The Virginian-Pilot (Norfolk, VA)
December 4, 2000
Wannabes’ Desire For Disability Fuels Self-Mutilation
By Alexandria Berger
THE VOICE ON PBS coming from my car radio was soft, feminine and well-enunciated. It spoke with a British accent.
The topic was “wannabes.” But not the kind who want to be rich or famous.
“Wannabes are people who want to be disabled,” the voice said. I pulled over and stopped. I knew about wannabes. But this was the first time I had heard them discussed so openly. “They’ll remove a limb, cut off a digit or mutilate a part of their bodies. I was born without part of my arm and leg. So I decided to travel around the world and meet people who wanted to be just like me,” the voice continued in a low-key lilt.
She recounted the story of George, a wannabe now living disabled in a London flat. So powerful was his instinct to get rid of his limb, he pondered its removal for years. He felt possessed.
Finally, pretending to be a hunter, he ventured into the woods and shot off his leg. Then, seeing the bleeding mass, he reached for his cell phone.
It was out of range.
Luckily, a neighbor who had heard the shot saved his life. His urge satisfied, today George walks with the use of an artificial limb, happy with his loss.
Self-mutilation is no longer a strange phenomenon. It is serious stuff, with Web sites and online chatrooms. Wannabe behavior is most often attributed to psychiatric illness such as borderline personality or compulsive obsessive disorders. In some cases, wannabe behavior is a way to collect disability or insurance benefits.
I had met two wannabes in my travels. Ben Jahoullen was a 38-year-old living in Marrakech, Morocco. He was an expert tour guide who knew where the back-street treasures lurked. But, as he put it, career-wise there was no place for him to go. “I’m trapped,” he told me.
Because of his lower class, Ben would never climb the social ladder, even though he could read and speak five languages. He felt like an outcast.
“Write me and let me know how you are doing,” I said when I left Morocco. After several years, a letter arrived: Ben wrote that he had cut off the four fingers on his left hand and gashed his face, severing a nerve. Although he was visibly disfigured, he felt whole, he wrote, accepted for the first time in his life.
I met Johnny, a dock worker from Dundalk, Md., in 1993 when I was a patient at The Johns Hopkins Medical Institutions. I was at the Muscular Dystrophy Association Clinic hoping for a cure. Good old Johnny was hobbling around on crutches waiting for a prosthesis to be made for his missing foot.

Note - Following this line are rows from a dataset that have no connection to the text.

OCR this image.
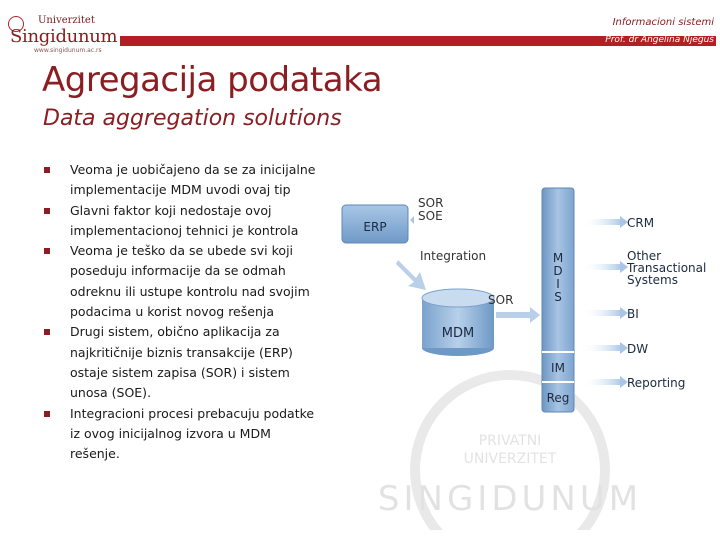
Univerzitet
Singidunum
www.singidunum.ac.rs
Informacioni sistemi
Prof. dr Angelina Njeguš
Agregacija podataka
Data aggregation solutions
Veoma je uobičajeno da se za inicijalne implementacije MDM uvodi ovaj tip
Glavni faktor koji nedostaje ovoj implementacionoj tehnici je kontrola
Veoma je teško da se ubede svi koji poseduju informacije da se odmah odreknu ili ustupe kontrolu nad svojim podacima u korist novog rešenja
Drugi sistem, obično aplikacija za najkritičnije biznis transakcije (ERP) ostaje sistem zapisa (SOR) i sistem unosa (SOE).
Integracioni procesi prebacuju podatke iz ovog inicijalnog izvora u MDM rešenje.
PRIVATNI
UNIVERZITET
SINGIDUNUM
ERP
SOR
SOE
Integration
MDM
SOR
M
D
I
S
IM
Reg
CRM
Other
Transactional
Systems
BI
DW
Reporting
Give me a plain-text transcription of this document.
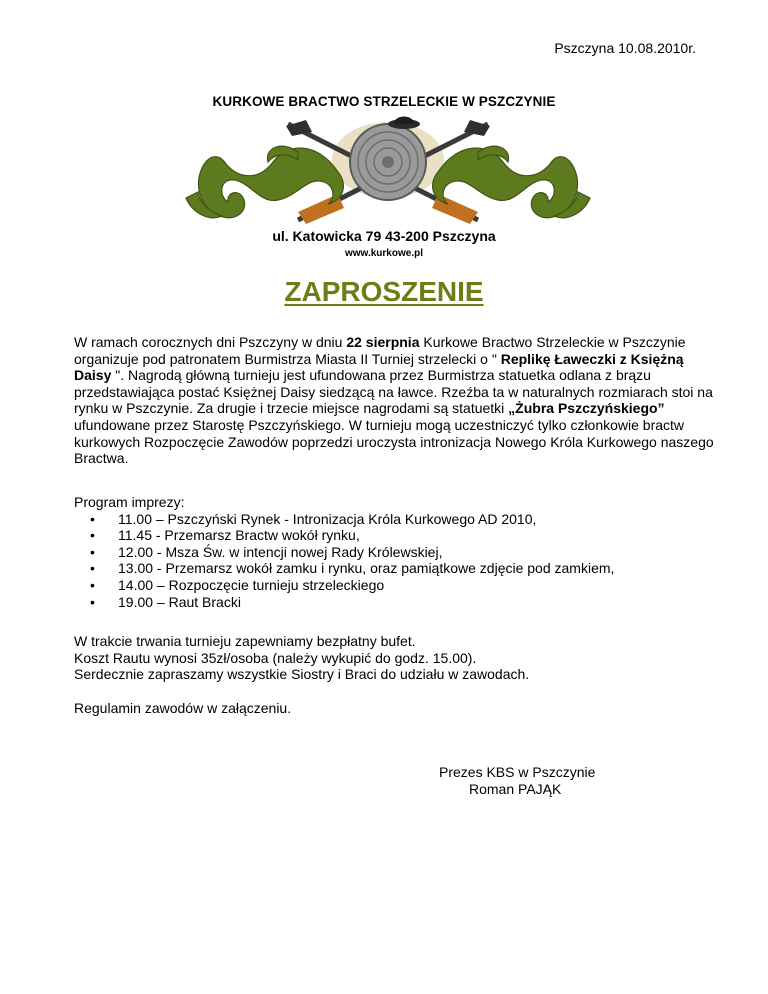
Pszczyna 10.08.2010r.
KURKOWE BRACTWO STRZELECKIE W PSZCZYNIE
ul. Katowicka 79 43-200 Pszczyna
www.kurkowe.pl
ZAPROSZENIE

W ramach corocznych dni Pszczyny w dniu 22 sierpnia Kurkowe Bractwo Strzeleckie w Pszczynie organizuje pod patronatem Burmistrza Miasta II Turniej strzelecki o " Replikę Ławeczki z Księżną Daisy ". Nagrodą główną turnieju jest ufundowana przez Burmistrza statuetka odlana z brązu przedstawiająca postać Księżnej Daisy siedzącą na ławce. Rzeźba ta w naturalnych rozmiarach stoi na rynku w Pszczynie. Za drugie i trzecie miejsce nagrodami są statuetki „Żubra Pszczyńskiego” ufundowane przez Starostę Pszczyńskiego. W turnieju mogą uczestniczyć tylko członkowie bractw kurkowych Rozpoczęcie Zawodów poprzedzi uroczysta intronizacja Nowego Króla Kurkowego naszego Bractwa.

Program imprezy:
• 11.00 – Pszczyński Rynek - Intronizacja Króla Kurkowego AD 2010,
• 11.45 - Przemarsz Bractw wokół rynku,
• 12.00 - Msza Św. w intencji nowej Rady Królewskiej,
• 13.00 - Przemarsz wokół zamku i rynku, oraz pamiątkowe zdjęcie pod zamkiem,
• 14.00 – Rozpoczęcie turnieju strzeleckiego
• 19.00 – Raut Bracki

W trakcie trwania turnieju zapewniamy bezpłatny bufet.

Koszt Rautu wynosi 35zł/osoba (należy wykupić do godz. 15.00).

Serdecznie zapraszamy wszystkie Siostry i Braci do udziału w zawodach.

Regulamin zawodów w załączeniu.
Prezes KBS w Pszczynie
Roman PAJĄK
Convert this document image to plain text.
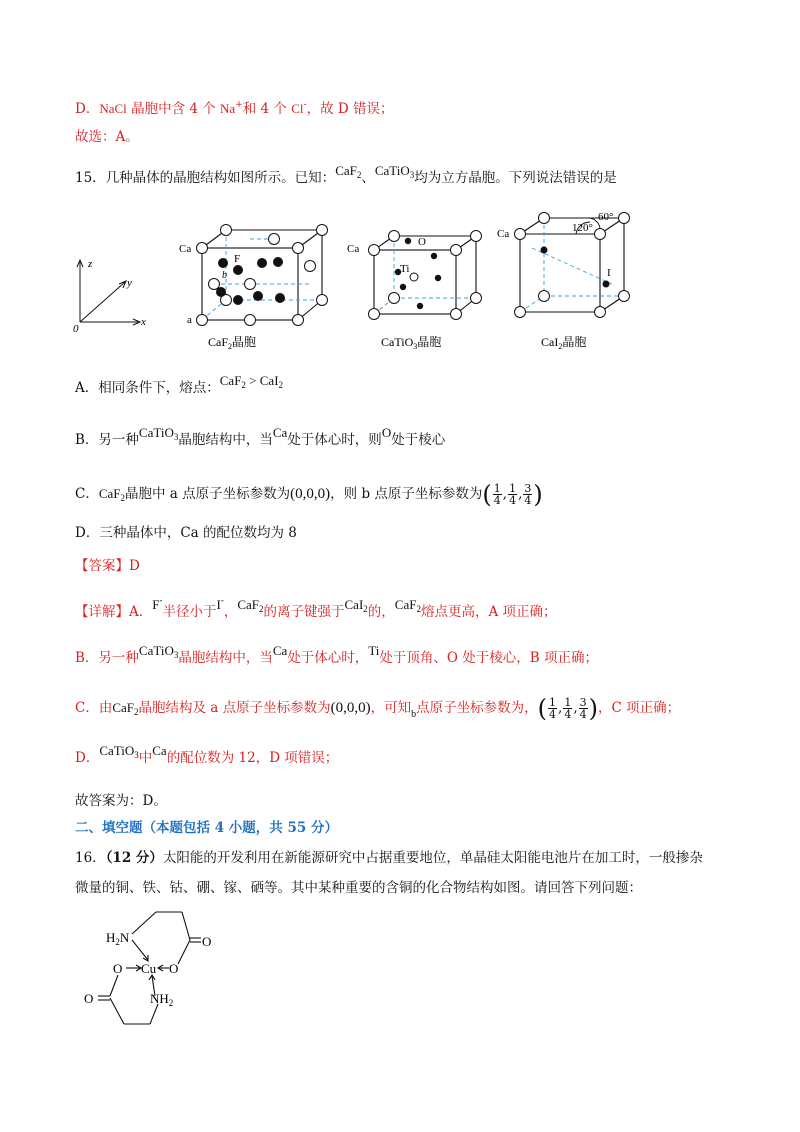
D．NaCl 晶胞中含 4 个 Na+和 4 个 Cl-，故 D 错误；
故选：A。
15．几种晶体的晶胞结构如图所示。已知：CaF$_2$、CaTiO$_3$均为立方晶胞。下列说法错误的是
z
y
x
0
Ca
F
b
a
CaF$_2$晶胞
Ca
O
Ti
CaTiO$_3$晶胞
Ca
I
60°
120°
CaI$_2$晶胞
A．相同条件下，熔点：CaF$_2$ > CaI$_2$
B．另一种CaTiO$_3$晶胞结构中，当Ca处于体心时，则O处于棱心
C．CaF$_2$晶胞中 a 点原子坐标参数为(0,0,0)，则 b 点原子坐标参数为( $\frac{1}{4}$ , $\frac{1}{4}$ , $\frac{3}{4}$ )
D．三种晶体中，Ca 的配位数均为 8
【答案】D
【详解】A．F-半径小于I-，CaF$_2$的离子键强于CaI$_2$的，CaF$_2$熔点更高，A 项正确；
B．另一种CaTiO$_3$晶胞结构中，当Ca处于体心时，Ti处于顶角、O 处于棱心，B 项正确；
C．由CaF$_2$晶胞结构及 a 点原子坐标参数为(0,0,0)，可知$_b$点原子坐标参数为，( $\frac{1}{4}$ , $\frac{1}{4}$ , $\frac{3}{4}$ )，C 项正确；
D．CaTiO$_3$中Ca的配位数为 12，D 项错误；
故答案为：D。
二、填空题（本题包括 4 小题，共 55 分）
16．（12 分）太阳能的开发利用在新能源研究中占据重要地位，单晶硅太阳能电池片在加工时，一般掺杂
微量的铜、铁、钴、硼、镓、硒等。其中某种重要的含铜的化合物结构如图。请回答下列问题：
$H_2N$	O
O Cu O
O	$NH_2$
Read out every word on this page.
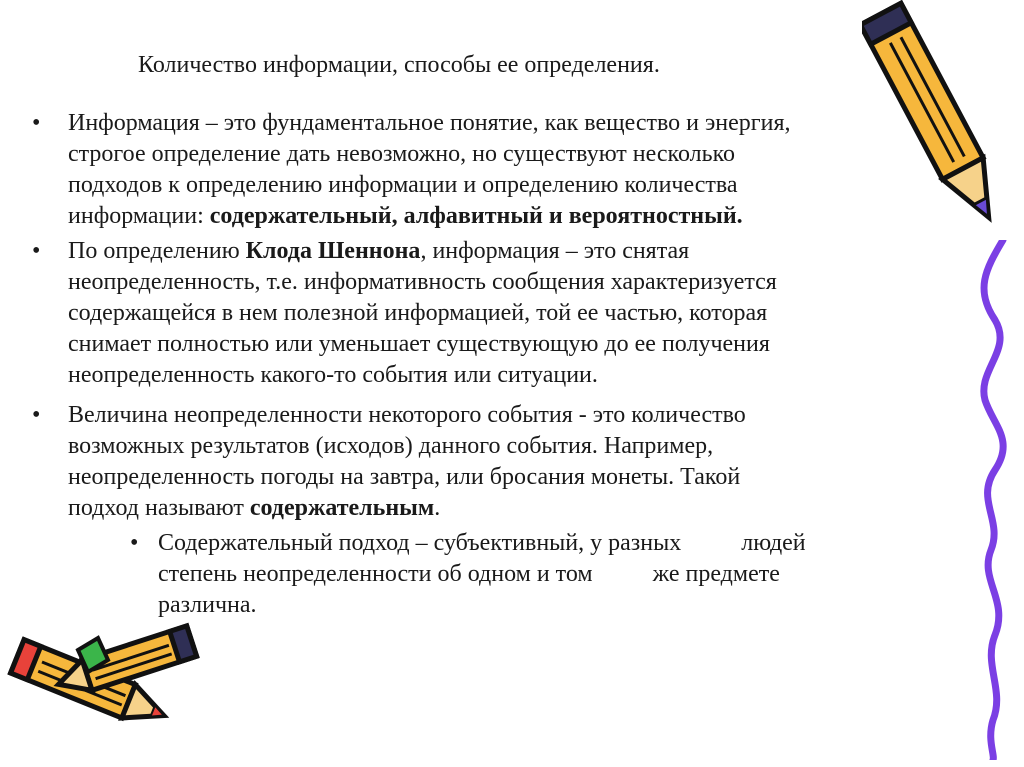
Количество информации, способы ее определения.
• Информация – это фундаментальное понятие, как вещество и энергия,
строгое определение дать невозможно, но существуют несколько
подходов к определению информации и определению количества
информации: содержательный, алфавитный и вероятностный.
• По определению Клода Шеннона, информация – это снятая
неопределенность, т.е. информативность сообщения характеризуется
содержащейся в нем полезной информацией, той ее частью, которая
снимает полностью или уменьшает существующую до ее получения
неопределенность какого-то события или ситуации.
• Величина неопределенности некоторого события - это количество
возможных результатов (исходов) данного события. Например,
неопределенность погоды на завтра, или бросания монеты. Такой
подход называют содержательным.
• Содержательный подход – субъективный, у разных          людей
степень неопределенности об одном и том          же предмете
различна.
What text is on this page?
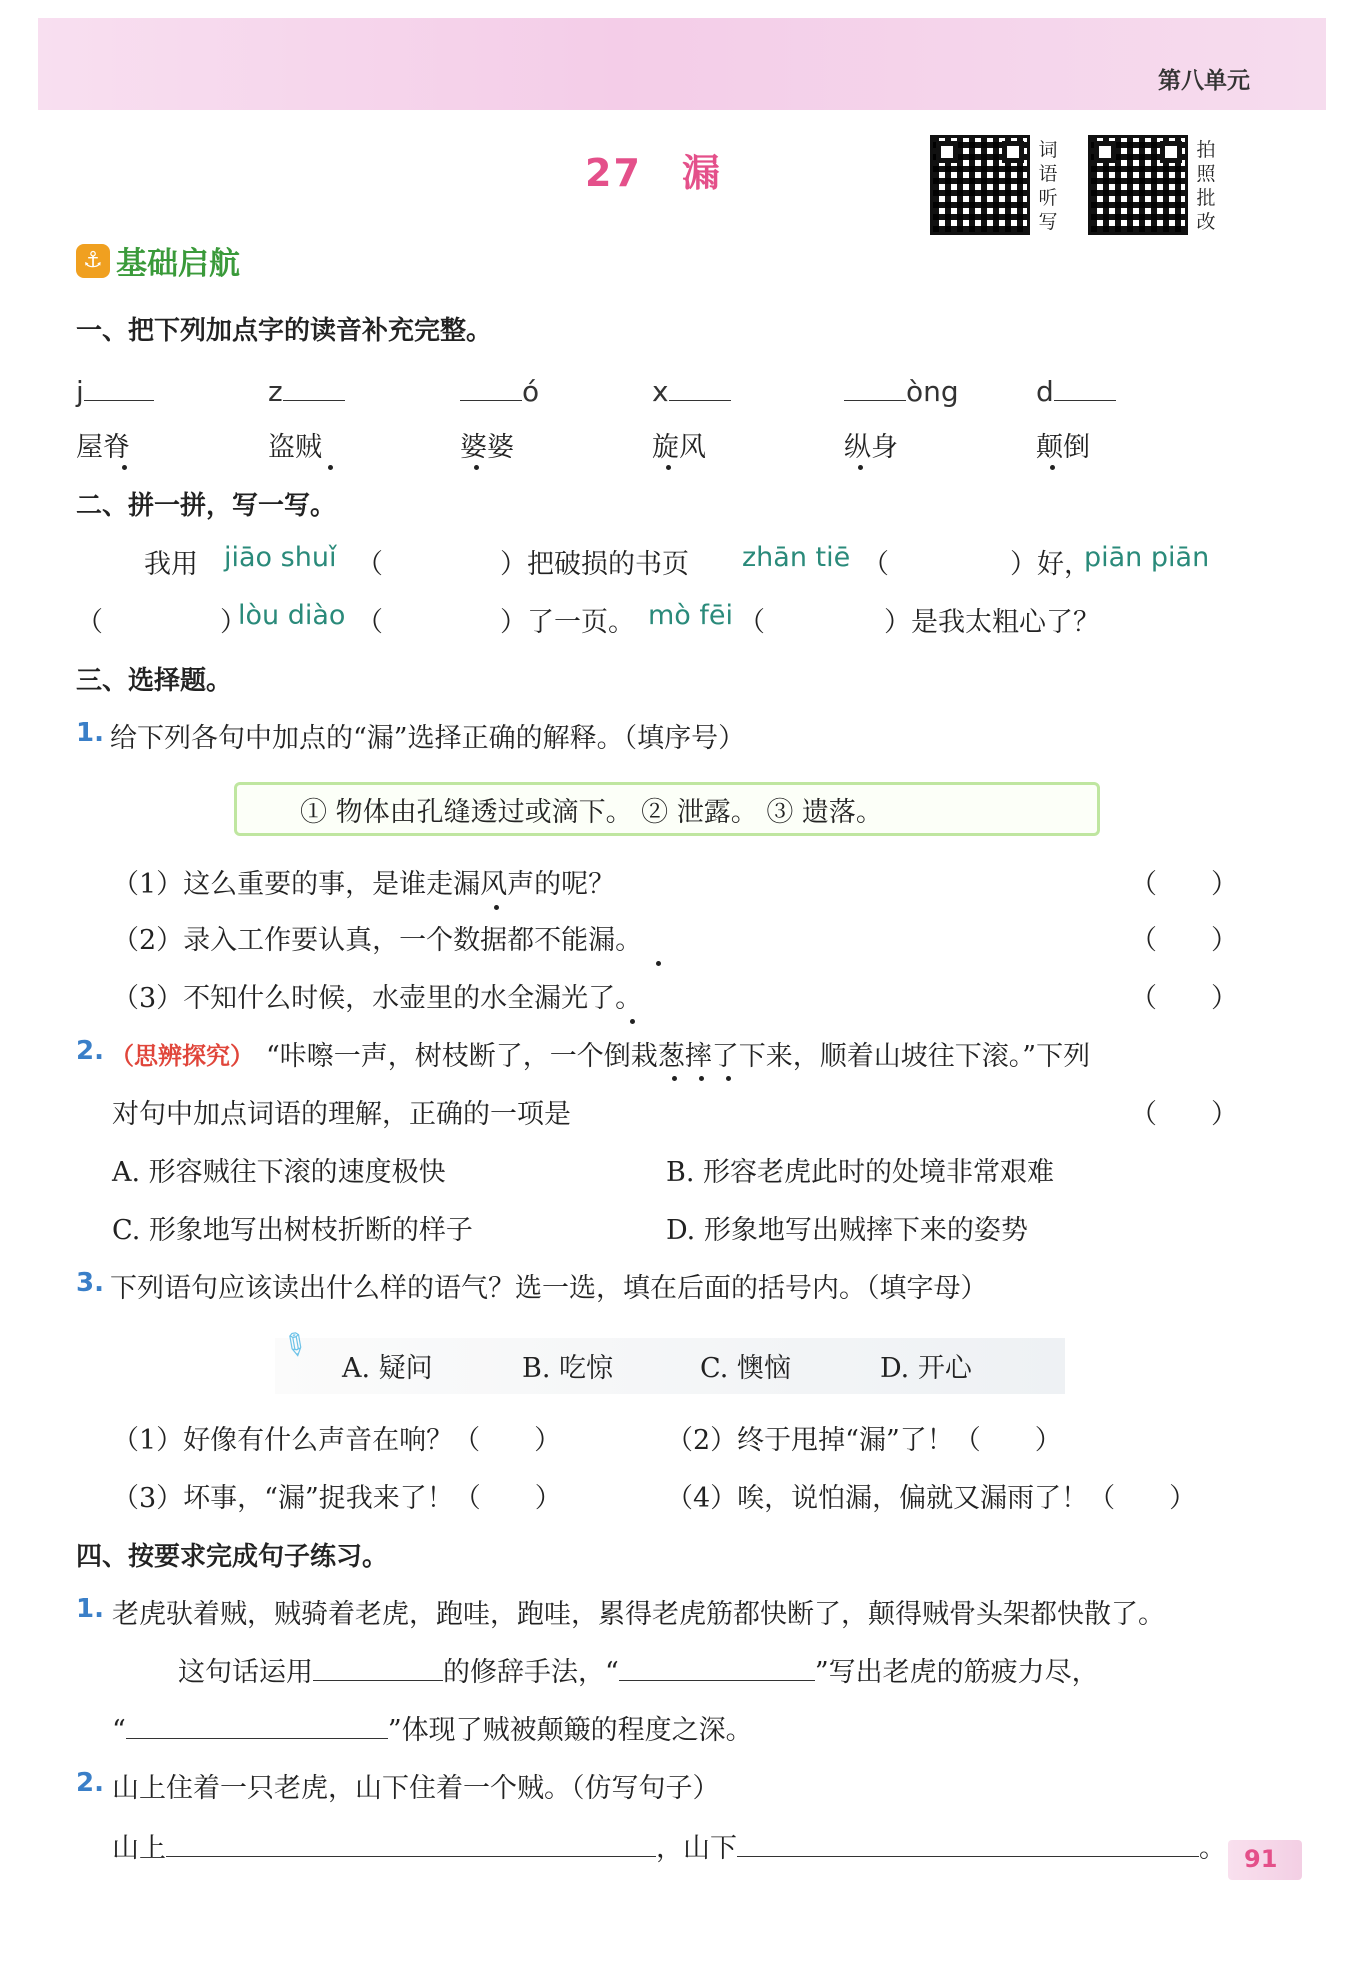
第八单元
27　漏
词
语
听
写
拍
照
批
改
⚓ 基础启航
一、把下列加点字的读音补充完整。
j	z	ó	x	òng	d
屋脊	盗贼	婆婆	旋风	纵身	颠倒
二、拼一拼，写一写。
我用 jiāo shuǐ （	）把破损的书页 zhān tiē （	）好，
piān piān
（	）
lòu diào （	）了一页。 mò fēi （	）是我太粗心了？
三、选择题。
1. 给下列各句中加点的“漏”选择正确的解释。（填序号）
① 物体由孔缝透过或滴下。 ② 泄露。 ③ 遗落。
（1）这么重要的事，是谁走漏风声的呢？	（　　）
（2）录入工作要认真，一个数据都不能漏。	（　　）
（3）不知什么时候，水壶里的水全漏光了。	（　　）
2. （思辨探究） “咔嚓一声，树枝断了，一个倒栽葱摔了下来，顺着山坡往下滚。”下列
对句中加点词语的理解，正确的一项是	（　　）
A. 形容贼往下滚的速度极快	B. 形容老虎此时的处境非常艰难
C. 形象地写出树枝折断的样子	D. 形象地写出贼摔下来的姿势
3. 下列语句应该读出什么样的语气？选一选，填在后面的括号内。（填字母）
✎
A. 疑问	B. 吃惊	C. 懊恼	D. 开心
（1）好像有什么声音在响？（　　）	（2）终于甩掉“漏”了！（　　）
（3）坏事，“漏”捉我来了！（　　）	（4）唉，说怕漏，偏就又漏雨了！（　　）
四、按要求完成句子练习。
1. 老虎驮着贼，贼骑着老虎，跑哇，跑哇，累得老虎筋都快断了，颠得贼骨头架都快散了。
这句话运用	的修辞手法，“	”写出老虎的筋疲力尽，
“	”体现了贼被颠簸的程度之深。
2. 山上住着一只老虎，山下住着一个贼。（仿写句子）
山上	，山下	。 91
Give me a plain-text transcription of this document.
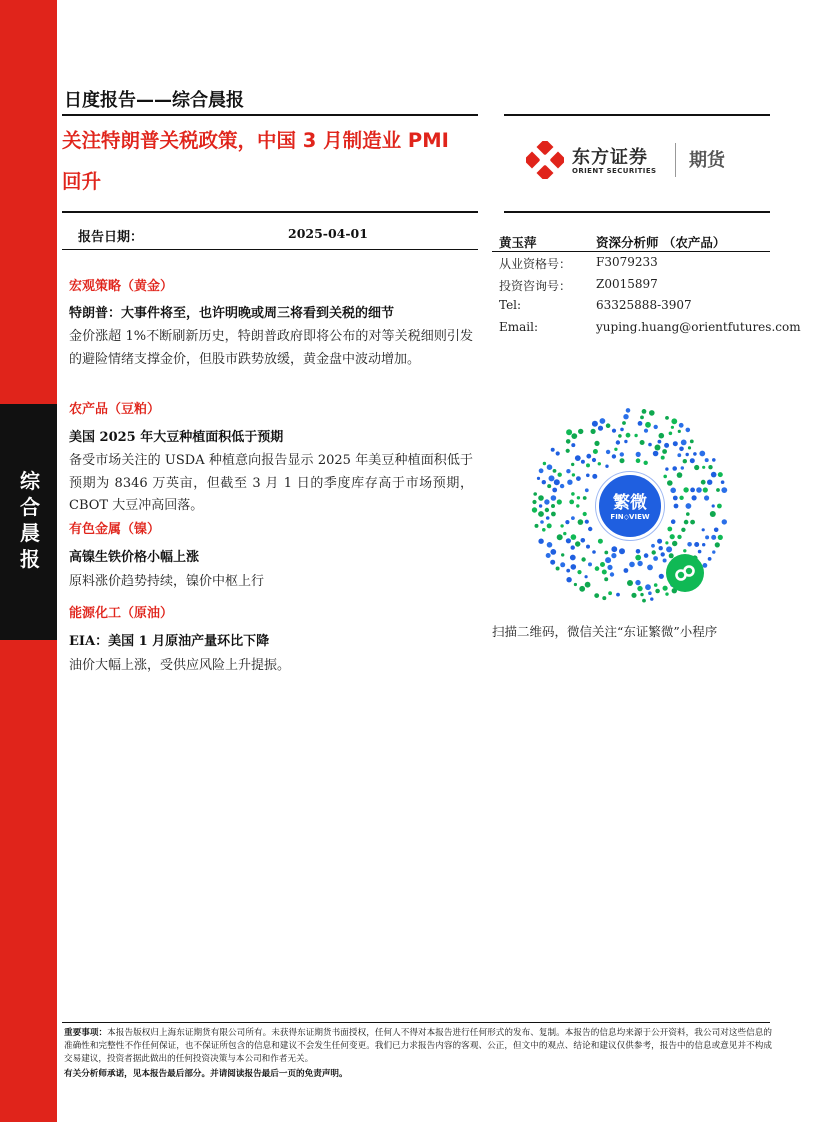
综
合
晨
报
日度报告——综合晨报
关注特朗普关税政策，中国 3 月制造业 PMI
回升
东方证券
ORIENT SECURITIES 期货
报告日期：	2025-04-01
黄玉萍	资深分析师 （农产品）
从业资格号： F3079233
投资咨询号： Z0015897
Tel:	63325888-3907
Email:	yuping.huang@orientfutures.com
宏观策略（黄金）
特朗普：大事件将至，也许明晚或周三将看到关税的细节
金价涨超 1%不断刷新历史，特朗普政府即将公布的对等关税细则引发的避险情绪支撑金价，但股市跌势放缓，黄金盘中波动增加。
农产品（豆粕）
美国 2025 年大豆种植面积低于预期
备受市场关注的 USDA 种植意向报告显示 2025 年美豆种植面积低于预期为 8346 万英亩，但截至 3 月 1 日的季度库存高于市场预期，CBOT 大豆冲高回落。
有色金属（镍）
高镍生铁价格小幅上涨
原料涨价趋势持续，镍价中枢上行
能源化工（原油）
EIA：美国 1 月原油产量环比下降
油价大幅上涨，受供应风险上升提振。
繁微
FIN◇VIEW
扫描二维码，微信关注“东证繁微”小程序
重要事项：本报告版权归上海东证期货有限公司所有。未获得东证期货书面授权，任何人不得对本报告进行任何形式的发布、复制。本报告的信息均来源于公开资料，我公司对这些信息的准确性和完整性不作任何保证，也不保证所包含的信息和建议不会发生任何变更。我们已力求报告内容的客观、公正，但文中的观点、结论和建议仅供参考，报告中的信息或意见并不构成交易建议，投资者据此做出的任何投资决策与本公司和作者无关。
有关分析师承诺，见本报告最后部分。并请阅读报告最后一页的免责声明。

He chose to amputate it on a strapping machine. He said he hadn’t thought about the phantom limb pain—the sensation that his foot was still there. He wanted disability benefits to provide him with a steady income minus layoffs. His claim was being contested under the workman’s compensation system.
A number of cases where limbs have been self-severed then re-attached by plastic surgeons have had legal ramifications. At once, some wish re-attachment of the severed limb, only to want detachment again. Others initially want the limb left off, only to sue because their wishes were granted.
There are no statistics on the number of wannabes, but the existence of Internet sites suggests the numbers are growing. Many wannabes reportedly express this need to disable themselves from childhood, or at puberty, when self-image becomes heightened.
For wannabes, it seems a lifetime theme is, as the children’s song goes, “One finger, one thumb, one arm, one leg, keep moving...and chase your blues away.” Except for them, there is no final refrain.